Once of the challenges of the new global village is trying to determine whether your correspondent is a male or female. When interaction was limited to the local and known culture, the gender of the name was almost always known just through passive experience. For example, in England, Jim was man while Jane was a woman. Today, as a translator, I communicate with people worldwide, often leaving me clueless whether my interlocker is male or female. Googling the name in pictures often clears up the issue, but not always. The cultural / language basis is also sometimes helpful.
For example, English names for girls often end in the ee sound, i.e. Julie, Mary, Stacie, Stephanie and Nancy. Most other female names are traditional, such as Jane and Susanne. Interestingly, it is very rare that a “girls” name is given to a boy, maybe for reasons expressed in Johnny’s Cash’s famous song “A Boy Named Sue” (See https://www.youtube.com/watch?v=WOHPuY88Ry4 if are not familiar with this classic song.). Given the omnipresence of Anglo-Saxon culture, most people can distinguish the women from the men.

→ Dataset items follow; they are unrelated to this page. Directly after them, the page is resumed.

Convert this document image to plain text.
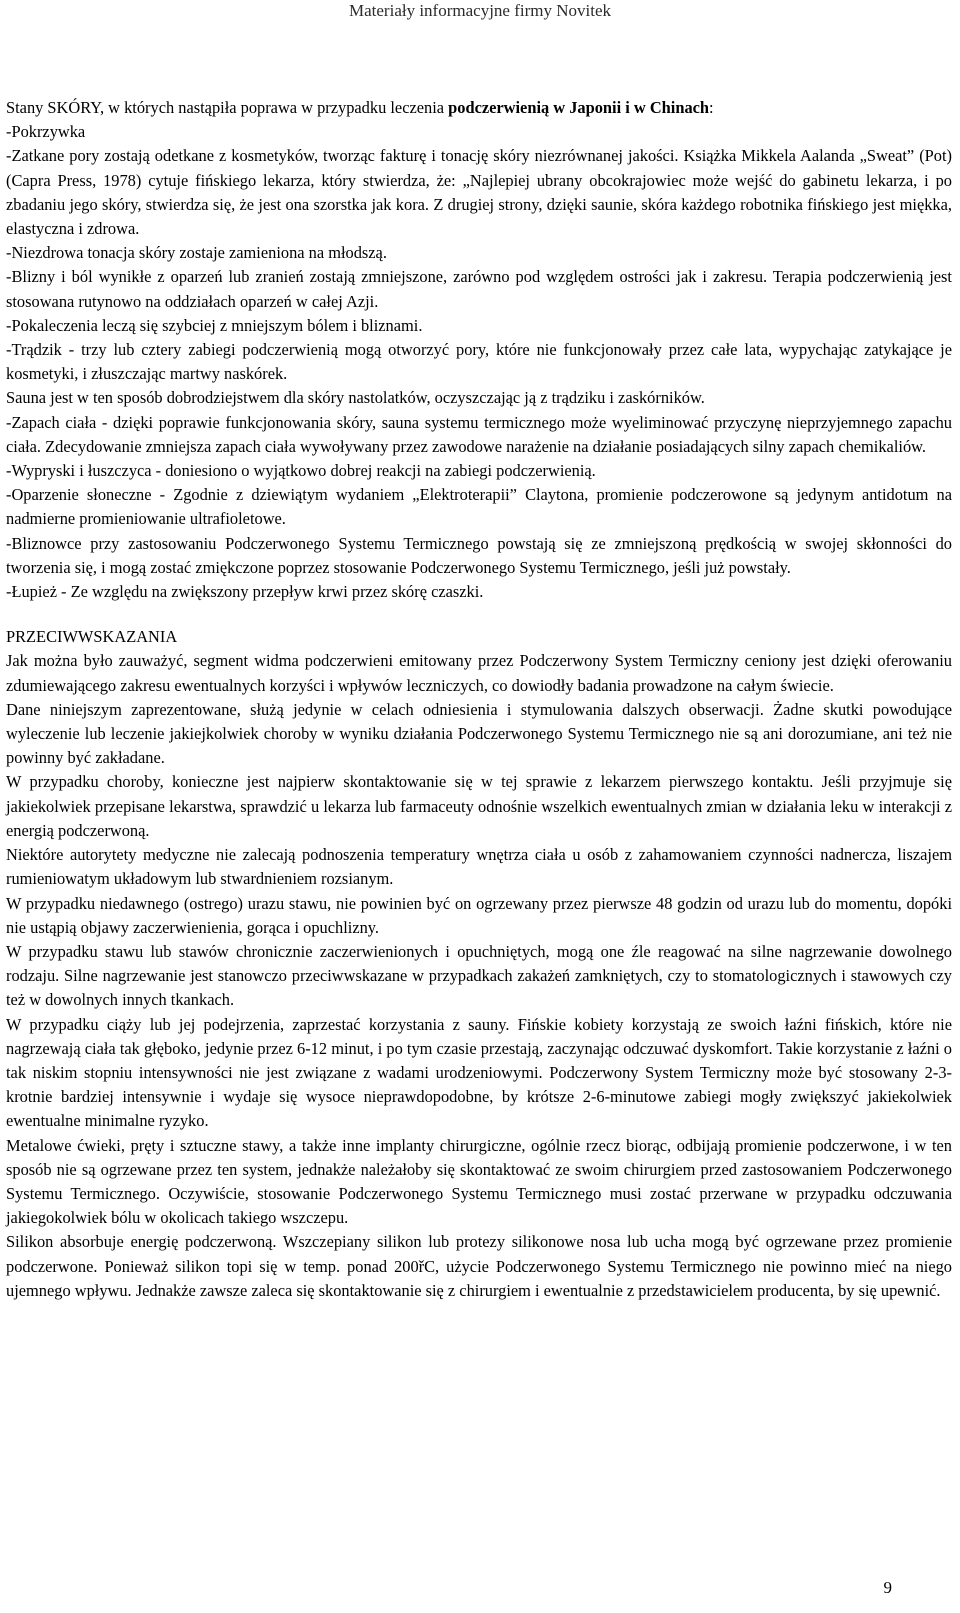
Materiały informacyjne firmy Novitek

Stany SKÓRY, w których nastąpiła poprawa w przypadku leczenia podczerwienią w Japonii i w Chinach:

-Pokrzywka

-Zatkane pory zostają odetkane z kosmetyków, tworząc fakturę i tonację skóry niezrównanej jakości. Książka Mikkela Aalanda „Sweat” (Pot) (Capra Press, 1978) cytuje fińskiego lekarza, który stwierdza, że: „Najlepiej ubrany obcokrajowiec może wejść do gabinetu lekarza, i po zbadaniu jego skóry, stwierdza się, że jest ona szorstka jak kora. Z drugiej strony, dzięki saunie, skóra każdego robotnika fińskiego jest miękka, elastyczna i zdrowa.

-Niezdrowa tonacja skóry zostaje zamieniona na młodszą.

-Blizny i ból wynikłe z oparzeń lub zranień zostają zmniejszone, zarówno pod względem ostrości jak i zakresu. Terapia podczerwienią jest stosowana rutynowo na oddziałach oparzeń w całej Azji.

-Pokaleczenia leczą się szybciej z mniejszym bólem i bliznami.

-Trądzik - trzy lub cztery zabiegi podczerwienią mogą otworzyć pory, które nie funkcjonowały przez całe lata, wypychając zatykające je kosmetyki, i złuszczając martwy naskórek.

Sauna jest w ten sposób dobrodziejstwem dla skóry nastolatków, oczyszczając ją z trądziku i zaskórników.

-Zapach ciała - dzięki poprawie funkcjonowania skóry, sauna systemu termicznego może wyeliminować przyczynę nieprzyjemnego zapachu ciała. Zdecydowanie zmniejsza zapach ciała wywoływany przez zawodowe narażenie na działanie posiadających silny zapach chemikaliów.

-Wypryski i łuszczyca - doniesiono o wyjątkowo dobrej reakcji na zabiegi podczerwienią.

-Oparzenie słoneczne - Zgodnie z dziewiątym wydaniem „Elektroterapii” Claytona, promienie podczerowone są jedynym antidotum na nadmierne promieniowanie ultrafioletowe.

-Bliznowce przy zastosowaniu Podczerwonego Systemu Termicznego powstają się ze zmniejszoną prędkością w swojej skłonności do tworzenia się, i mogą zostać zmiękczone poprzez stosowanie Podczerwonego Systemu Termicznego, jeśli już powstały.

-Łupież - Ze względu na zwiększony przepływ krwi przez skórę czaszki.

PRZECIWWSKAZANIA

Jak można było zauważyć, segment widma podczerwieni emitowany przez Podczerwony System Termiczny ceniony jest dzięki oferowaniu zdumiewającego zakresu ewentualnych korzyści i wpływów leczniczych, co dowiodły badania prowadzone na całym świecie.

Dane niniejszym zaprezentowane, służą jedynie w celach odniesienia i stymulowania dalszych obserwacji. Żadne skutki powodujące wyleczenie lub leczenie jakiejkolwiek choroby w wyniku działania Podczerwonego Systemu Termicznego nie są ani dorozumiane, ani też nie powinny być zakładane.

W przypadku choroby, konieczne jest najpierw skontaktowanie się w tej sprawie z lekarzem pierwszego kontaktu. Jeśli przyjmuje się jakiekolwiek przepisane lekarstwa, sprawdzić u lekarza lub farmaceuty odnośnie wszelkich ewentualnych zmian w działania leku w interakcji z energią podczerwoną.

Niektóre autorytety medyczne nie zalecają podnoszenia temperatury wnętrza ciała u osób z zahamowaniem czynności nadnercza, liszajem rumieniowatym układowym lub stwardnieniem rozsianym.

W przypadku niedawnego (ostrego) urazu stawu, nie powinien być on ogrzewany przez pierwsze 48 godzin od urazu lub do momentu, dopóki nie ustąpią objawy zaczerwienienia, gorąca i opuchlizny.

W przypadku stawu lub stawów chronicznie zaczerwienionych i opuchniętych, mogą one źle reagować na silne nagrzewanie dowolnego rodzaju. Silne nagrzewanie jest stanowczo przeciwwskazane w przypadkach zakażeń zamkniętych, czy to stomatologicznych i stawowych czy też w dowolnych innych tkankach.

W przypadku ciąży lub jej podejrzenia, zaprzestać korzystania z sauny. Fińskie kobiety korzystają ze swoich łaźni fińskich, które nie nagrzewają ciała tak głęboko, jedynie przez 6-12 minut, i po tym czasie przestają, zaczynając odczuwać dyskomfort. Takie korzystanie z łaźni o tak niskim stopniu intensywności nie jest związane z wadami urodzeniowymi. Podczerwony System Termiczny może być stosowany 2-3-krotnie bardziej intensywnie i wydaje się wysoce nieprawdopodobne, by krótsze 2-6-minutowe zabiegi mogły zwiększyć jakiekolwiek ewentualne minimalne ryzyko.

Metalowe ćwieki, pręty i sztuczne stawy, a także inne implanty chirurgiczne, ogólnie rzecz biorąc, odbijają promienie podczerwone, i w ten sposób nie są ogrzewane przez ten system, jednakże należałoby się skontaktować ze swoim chirurgiem przed zastosowaniem Podczerwonego Systemu Termicznego. Oczywiście, stosowanie Podczerwonego Systemu Termicznego musi zostać przerwane w przypadku odczuwania jakiegokolwiek bólu w okolicach takiego wszczepu.

Silikon absorbuje energię podczerwoną. Wszczepiany silikon lub protezy silikonowe nosa lub ucha mogą być ogrzewane przez promienie podczerwone. Ponieważ silikon topi się w temp. ponad 200řC, użycie Podczerwonego Systemu Termicznego nie powinno mieć na niego ujemnego wpływu. Jednakże zawsze zaleca się skontaktowanie się z chirurgiem i ewentualnie z przedstawicielem producenta, by się upewnić.

9
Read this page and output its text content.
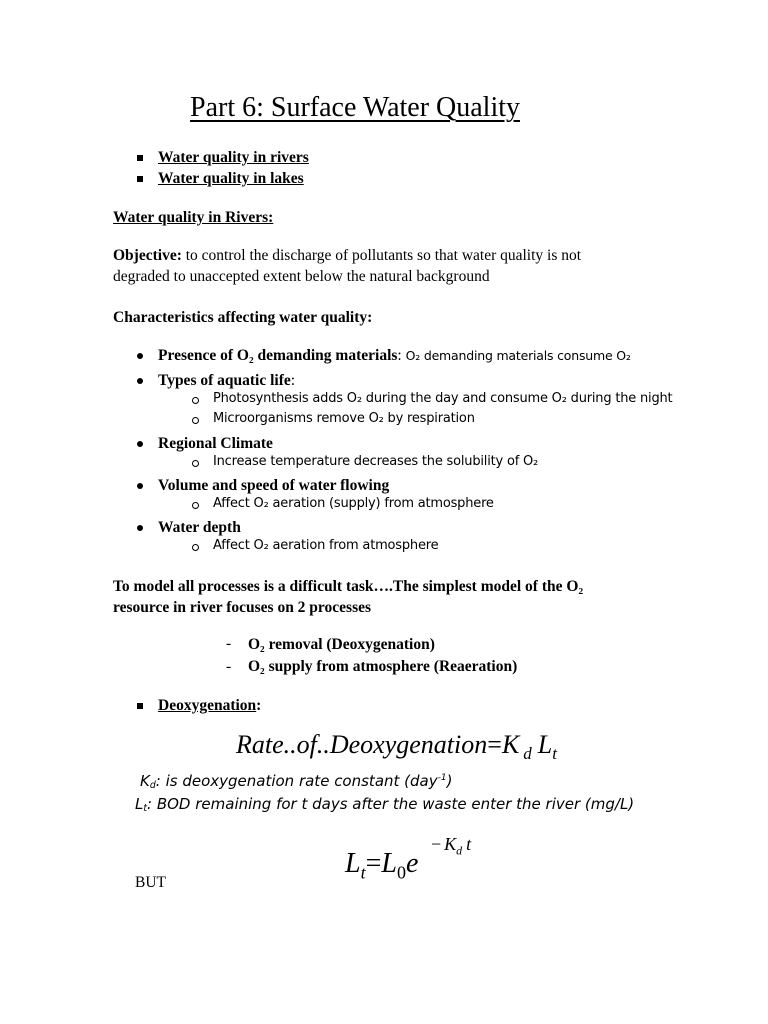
Part 6: Surface Water Quality
Water quality in rivers
Water quality in lakes
Water quality in Rivers:
Objective: to control the discharge of pollutants so that water quality is not
degraded to unaccepted extent below the natural background
Characteristics affecting water quality:
Presence of O₂ demanding materials: O₂ demanding materials consume O₂
Types of aquatic life:
Photosynthesis adds O₂ during the day and consume O₂ during the night
Microorganisms remove O₂ by respiration
Regional Climate
Increase temperature decreases the solubility of O₂
Volume and speed of water flowing
Affect O₂ aeration (supply) from atmosphere
Water depth
Affect O₂ aeration from atmosphere
To model all processes is a difficult task….The simplest model of the O₂
resource in river focuses on 2 processes
- O₂ removal (Deoxygenation)
- O₂ supply from atmosphere (Reaeration)
Deoxygenation:
Rate..of..Deoxygenation=K $_d$ $L_t$
$K_d$: is deoxygenation rate constant (day$^{-1}$)
$L_t$: BOD remaining for t days after the waste enter the river (mg/L)
$L_t=L_0e$
− $K_d$ t
BUT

In Metropolitan France, the letter e at the end of the name feminizes it. Examples include Jean and Jeanne, Paul and Paulette, Henri and Simon and Simone, to name a few. Also, since it was traditional to name children after saints (partly as part of policy to eliminate langue d’oc, a common language in France several centuries ago), French French names are easily identifiable. Interestingly, African French names are wonderful hodgepodges of the two cultures: typical French first names and exotic (to Western ears) African last names. So, gender identification is generally not difficult for French names.
By contrast, Hebrew is quite a challenge, even for Hebrew speakers. First, many names are unfamiliar to Western cultures, including Idan and Shiran. Some names have specific and humorous meanings in English, such as Moran and Pines (a girl and a boy, respectively). The only rule is that generally if a name ends in an a sound, it refers to a female. Examples include Yosef/Yosefa, Ziv/Ziva, Ayal/Ayala and Michael/Michaela. Also, names ending in it are feminine, e.g. Ronit, Sigalit, etc. The major problem is that, consistent with the stereotypical macho culture, girls are often given many traditional boy names (but not the other direction), creating mass gender confusion. Some of the androgynous names include Tal, Chen, Gal and Chen. To given an idea of how confusing this is, I teach one class with three students named Mor, two of them female. Alas, guessing the gender of a Hebrew name can be a crapshoot.
So, faced with foreign name without a gender-identifying title, correspondents have few alternatives. They can google the name as a word or picture; they can make a guess based on the ending of the name; or they can simply ask as politely as possible if the person is a boy or girl. Hopefully, the respondent will understand that nothing is obvious in a global village.